The Article below was written by Damian and published in this week's Herald editions and Petersfield Post:
"The full return of schools next week is much more than a waypoint on a road map. This is not just a cohort of children; these are our children, the future of our country.
A recent report for the Department for Education concludes that all year groups have experienced a learning loss in reading: between a month-and-a-half and two months on average; and typically more still in maths.
Of course, within those averages there is a big spread. The experience of education in lockdown has been uneven; we know that the attainment gap – which had narrowed 10% over the last decade – has widened again.
This effect on education won’t be made up in short order – it needs a sustained approach.
But it is only one of the aspects. For children, the pandemic forms a significant part of their conscious lives to date. Being away from friends, without the opportunities – and the structure and routine – of school, has much wider implications too.
If you think about the youngest children, so much of their development as a person – thinking of others, sharing, taking turns – comes from being around and with other children.
For older pupils and students, key transition moments have not been experienced as they should be; career starts have been blown off course.
We are all now very aware of the mental health effects of lockdown.
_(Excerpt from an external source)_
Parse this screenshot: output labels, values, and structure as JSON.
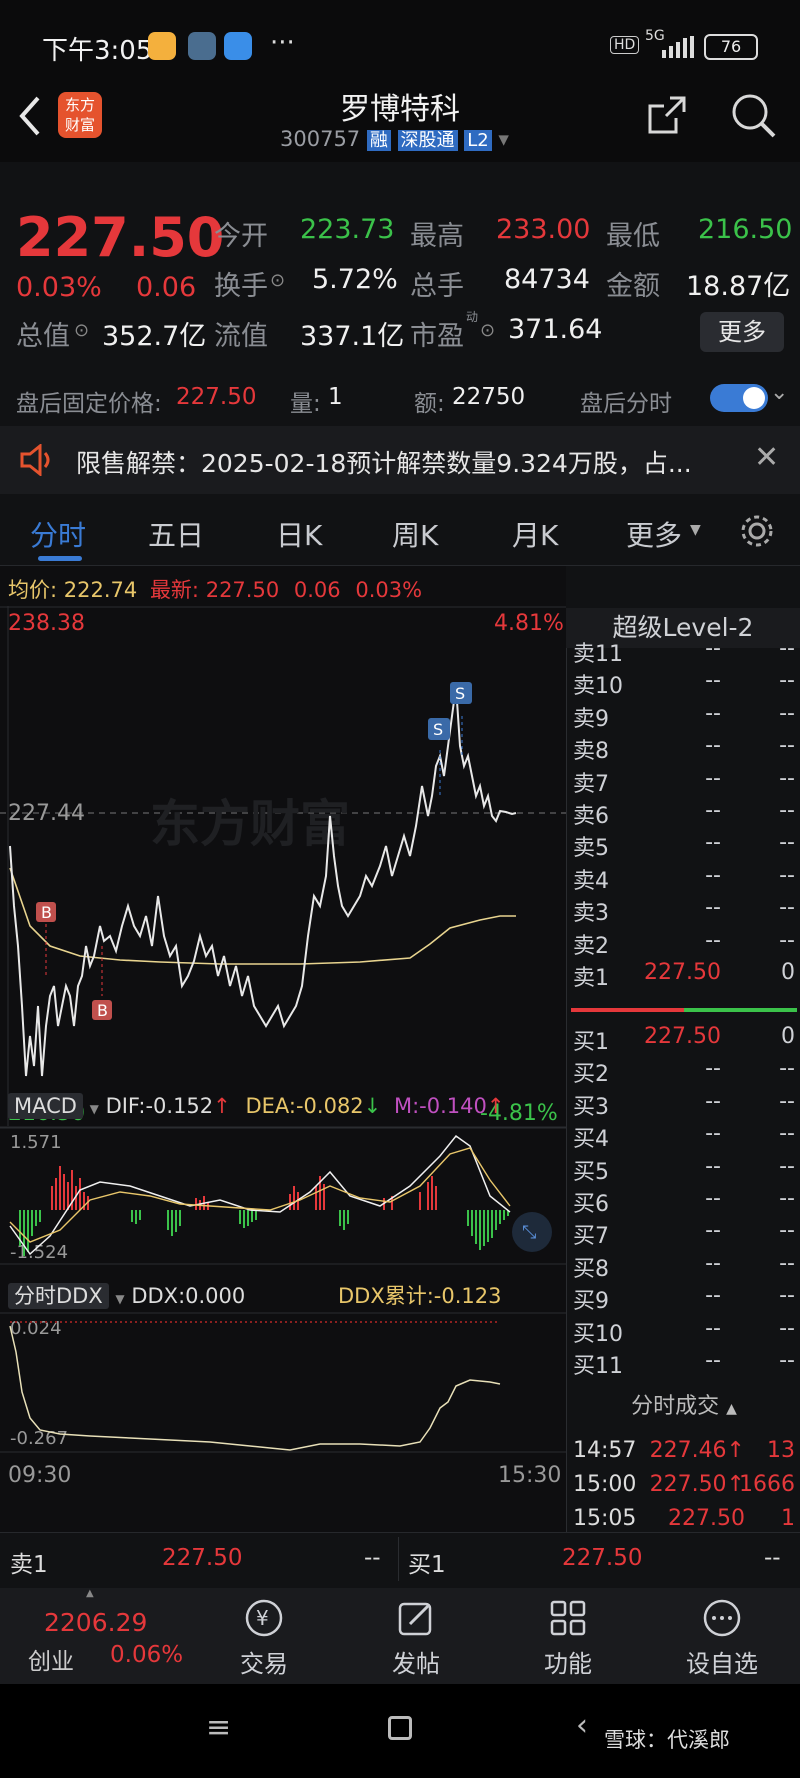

There are physical health questions, too, as people have been without both organised sport and much of the natural activity that comes with daily travel.
We certainly can’t just cram our way through this. There are limits to how much you can lengthen days or terms – attention spans have limits, and holidays are important. But clearly there can be a role for additional time.
And there are plenty of things you can do beyond the normal school day which are also central to development and growing up. Hampshire’s Connect 4 Summer programme has shown some of the potential.
As we rebuild for children, our brilliant teachers and heads will obviously be in the lead. It is right that individual schools have the discretion and responsibility to decide how best to support pupils.
But we can’t put all the responsibility on the education system. This is a shared national endeavour in which everyone has a role.
As we start to come out of the pandemic, it will still be a difficult time for many. But this re-build project for children is so important. We need a national conversation that gets everyone talking about how everyone is involved.
Many schools in East Hampshire, as elsewhere, were already benefiting from volunteer reading assistants. I hope more people may be able to do that in future.
There are great existing schemes for mentoring, and programmes like STEM Ambassadors. They don’t need to be reinvented. But I hope more people will take a look at them.
There are a lot of people who actually have a teaching qualification but haven’t taught for a while. I’ve called for a simplified route back to the profession, for any that may be able to work part-time in the tutoring programme, or another role.
I know from the recent select committee session we did with East Hampshire sports clubs how committed they are to re-engaging with children – and to try to get new ones interested in their sport.
This week is National Careers Week, and there has never been a more important time for young people to see opportunities ahead of them, to be inspired by the experience of others and to understand how to realise their own ambitions.
I’d like every organisation and company in the country to have a board meeting item to discuss how they can support this great endeavour for our children. That might be giving a manageable amount of staff time for mentoring or careers advice.
It might be more direct: many employers locally have been looking at the Kickstart Scheme, as well as apprenticeships, and whether they can offer industrial placements for T Levels students. There’s a shared interest in developing young talent.
Or it might be about a much earlier stage. In the Hungry Little Minds campaign, initiated in my time at the Department for Education, companies from Arriva to Clarks and Penguin to Greggs showed ways they had found, in their normal business activity, to support early literacy development.
Our national task will be not just for pupils to catch up on school work. It’s to help children get back on track, to re-build opportunity, broaden horizons, and to get them back to enjoying their childhood.
…While also catching up on school work, and re-narrowing the attainment gap.
Obviously we play a key role at any time, as parents or as grandparents. Teachers take this to another level, sharing with families the responsibility for bringing on the next generation.
But the old words of wisdom are instructive: “it takes a village to raise a child”. Never has that been truer than now."